Commenting on the development, mines head of finance Eustus Munsaka said such payments to Government overlooked the larger social and economic benefit the mine has had on the community and the local economy.
Mr Munsaka said Chibuluma would probably close sometime between 2020 and 2022 if it did not find a new copper deposit worth exploiting soon.
“Unless our on-going exploration finds a new copper deposit worth exploiting soon, Chibuluma will probably close sometime between 2020 and 2022. All mines have a natural lifespan, and we are about to reach the end of ours.
“Significant as these payments to Government are, they overlook the larger social and economic benefit the mine has had on the community and the local economy,” he said.
According to a recent case study, Chibuluma mine had excessively contributed to the Zambian economy through various taxes paid over the years such as corporate, mineral royalty and windfall taxes.

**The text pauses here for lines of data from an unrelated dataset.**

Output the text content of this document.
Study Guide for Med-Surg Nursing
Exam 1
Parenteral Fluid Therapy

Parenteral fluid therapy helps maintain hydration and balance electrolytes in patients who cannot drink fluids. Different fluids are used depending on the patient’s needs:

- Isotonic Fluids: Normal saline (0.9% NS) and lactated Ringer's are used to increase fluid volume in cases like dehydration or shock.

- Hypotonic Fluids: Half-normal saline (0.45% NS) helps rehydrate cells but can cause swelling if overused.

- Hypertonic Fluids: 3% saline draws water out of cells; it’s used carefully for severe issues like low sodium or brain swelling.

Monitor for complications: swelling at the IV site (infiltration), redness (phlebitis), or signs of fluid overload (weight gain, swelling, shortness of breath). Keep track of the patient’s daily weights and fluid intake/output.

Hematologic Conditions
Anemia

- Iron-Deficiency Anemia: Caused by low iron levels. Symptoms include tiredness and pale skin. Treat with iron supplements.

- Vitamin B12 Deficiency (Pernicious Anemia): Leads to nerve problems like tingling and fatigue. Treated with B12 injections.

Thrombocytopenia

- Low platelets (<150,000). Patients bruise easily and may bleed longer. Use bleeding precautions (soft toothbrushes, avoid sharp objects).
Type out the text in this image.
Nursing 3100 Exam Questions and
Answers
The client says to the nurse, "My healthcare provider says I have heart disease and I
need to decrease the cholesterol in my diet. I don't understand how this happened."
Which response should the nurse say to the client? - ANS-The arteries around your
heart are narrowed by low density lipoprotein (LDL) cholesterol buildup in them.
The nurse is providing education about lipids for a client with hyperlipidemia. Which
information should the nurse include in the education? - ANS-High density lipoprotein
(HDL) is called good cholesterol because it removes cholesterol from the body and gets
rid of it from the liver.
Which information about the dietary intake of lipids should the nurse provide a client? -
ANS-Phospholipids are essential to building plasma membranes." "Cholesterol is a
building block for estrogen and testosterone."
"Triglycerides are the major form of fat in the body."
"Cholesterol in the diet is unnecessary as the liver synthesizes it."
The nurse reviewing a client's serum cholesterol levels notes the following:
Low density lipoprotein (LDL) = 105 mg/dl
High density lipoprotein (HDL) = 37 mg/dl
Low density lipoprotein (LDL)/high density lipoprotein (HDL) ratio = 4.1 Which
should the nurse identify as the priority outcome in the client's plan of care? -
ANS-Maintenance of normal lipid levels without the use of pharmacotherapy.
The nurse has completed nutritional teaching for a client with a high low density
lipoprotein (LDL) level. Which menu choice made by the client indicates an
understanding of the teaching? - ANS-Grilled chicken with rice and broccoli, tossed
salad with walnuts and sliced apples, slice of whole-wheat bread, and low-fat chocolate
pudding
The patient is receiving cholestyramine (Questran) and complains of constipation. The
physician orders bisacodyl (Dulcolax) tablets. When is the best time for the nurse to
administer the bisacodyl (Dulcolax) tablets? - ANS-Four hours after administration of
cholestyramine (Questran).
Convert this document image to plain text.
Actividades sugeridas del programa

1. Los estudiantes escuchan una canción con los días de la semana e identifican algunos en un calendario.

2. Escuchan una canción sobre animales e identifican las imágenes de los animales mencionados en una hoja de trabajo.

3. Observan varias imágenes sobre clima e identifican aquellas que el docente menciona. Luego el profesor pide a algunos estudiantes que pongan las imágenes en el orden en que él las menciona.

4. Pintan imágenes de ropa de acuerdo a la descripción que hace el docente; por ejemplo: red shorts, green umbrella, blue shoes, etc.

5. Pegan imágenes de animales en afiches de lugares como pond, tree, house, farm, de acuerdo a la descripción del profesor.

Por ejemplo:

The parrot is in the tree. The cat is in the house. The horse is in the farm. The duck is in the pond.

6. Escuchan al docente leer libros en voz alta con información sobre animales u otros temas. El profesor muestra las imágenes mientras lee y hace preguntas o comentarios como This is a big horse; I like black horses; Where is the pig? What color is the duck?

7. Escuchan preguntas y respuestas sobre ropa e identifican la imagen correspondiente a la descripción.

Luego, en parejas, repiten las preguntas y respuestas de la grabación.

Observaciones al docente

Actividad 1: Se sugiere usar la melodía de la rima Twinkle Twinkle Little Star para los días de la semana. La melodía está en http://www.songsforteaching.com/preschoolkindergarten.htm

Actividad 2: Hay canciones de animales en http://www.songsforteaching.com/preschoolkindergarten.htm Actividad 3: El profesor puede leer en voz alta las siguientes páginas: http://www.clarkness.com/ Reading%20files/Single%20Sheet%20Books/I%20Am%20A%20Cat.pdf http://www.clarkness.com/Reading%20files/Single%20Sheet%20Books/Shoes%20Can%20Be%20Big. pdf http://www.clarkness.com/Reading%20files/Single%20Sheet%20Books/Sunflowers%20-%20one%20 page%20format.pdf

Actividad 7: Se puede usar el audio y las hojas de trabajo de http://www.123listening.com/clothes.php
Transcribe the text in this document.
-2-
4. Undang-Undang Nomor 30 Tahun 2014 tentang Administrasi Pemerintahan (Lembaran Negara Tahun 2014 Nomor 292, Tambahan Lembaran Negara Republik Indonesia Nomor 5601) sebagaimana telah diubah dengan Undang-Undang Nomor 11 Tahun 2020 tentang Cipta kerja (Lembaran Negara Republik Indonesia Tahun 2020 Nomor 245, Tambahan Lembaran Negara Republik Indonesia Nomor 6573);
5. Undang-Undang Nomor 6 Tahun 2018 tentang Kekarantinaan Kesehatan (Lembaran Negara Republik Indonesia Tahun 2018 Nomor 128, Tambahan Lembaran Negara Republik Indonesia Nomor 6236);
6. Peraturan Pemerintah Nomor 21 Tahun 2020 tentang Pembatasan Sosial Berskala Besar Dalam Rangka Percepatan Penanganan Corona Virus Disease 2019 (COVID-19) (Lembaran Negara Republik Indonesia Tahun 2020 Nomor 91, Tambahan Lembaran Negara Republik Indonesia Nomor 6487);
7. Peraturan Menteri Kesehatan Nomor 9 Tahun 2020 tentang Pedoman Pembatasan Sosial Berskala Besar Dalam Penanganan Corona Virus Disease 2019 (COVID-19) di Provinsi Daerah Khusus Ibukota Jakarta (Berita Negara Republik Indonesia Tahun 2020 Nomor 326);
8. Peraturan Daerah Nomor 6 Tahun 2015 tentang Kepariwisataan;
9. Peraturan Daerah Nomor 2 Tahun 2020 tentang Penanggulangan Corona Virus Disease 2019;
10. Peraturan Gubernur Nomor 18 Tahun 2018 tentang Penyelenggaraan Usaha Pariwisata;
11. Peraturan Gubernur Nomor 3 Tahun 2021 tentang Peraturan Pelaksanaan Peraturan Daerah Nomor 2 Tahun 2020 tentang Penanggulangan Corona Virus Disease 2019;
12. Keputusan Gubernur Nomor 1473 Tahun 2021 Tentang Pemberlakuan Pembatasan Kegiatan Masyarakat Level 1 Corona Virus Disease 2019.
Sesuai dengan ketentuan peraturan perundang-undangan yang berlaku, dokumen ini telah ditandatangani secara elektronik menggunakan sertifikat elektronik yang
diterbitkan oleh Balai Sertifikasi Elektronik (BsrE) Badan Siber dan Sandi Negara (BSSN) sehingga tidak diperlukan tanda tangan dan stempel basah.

The study reports that upon privatisation, Chibuluma’ s new shareholders, Metorex of South Africa, poured money into developing the mine and renewing its technology base.
This capital expenditure programme had continued unabated ever since, and has been running at more than $15 million a year since 2008.
“Since 1998, Chibuluma has spent in excess of $3.7 million building schools, roads and houses; donating computers and laboratory equipment.
“In addition it has been awarding scholarships, teaching farmers how to grow crops more efficiently based on conservation farming skills and providing medical care. In 2013, the mine handed an entire 100-bed hospital to Government,’’ read the case study.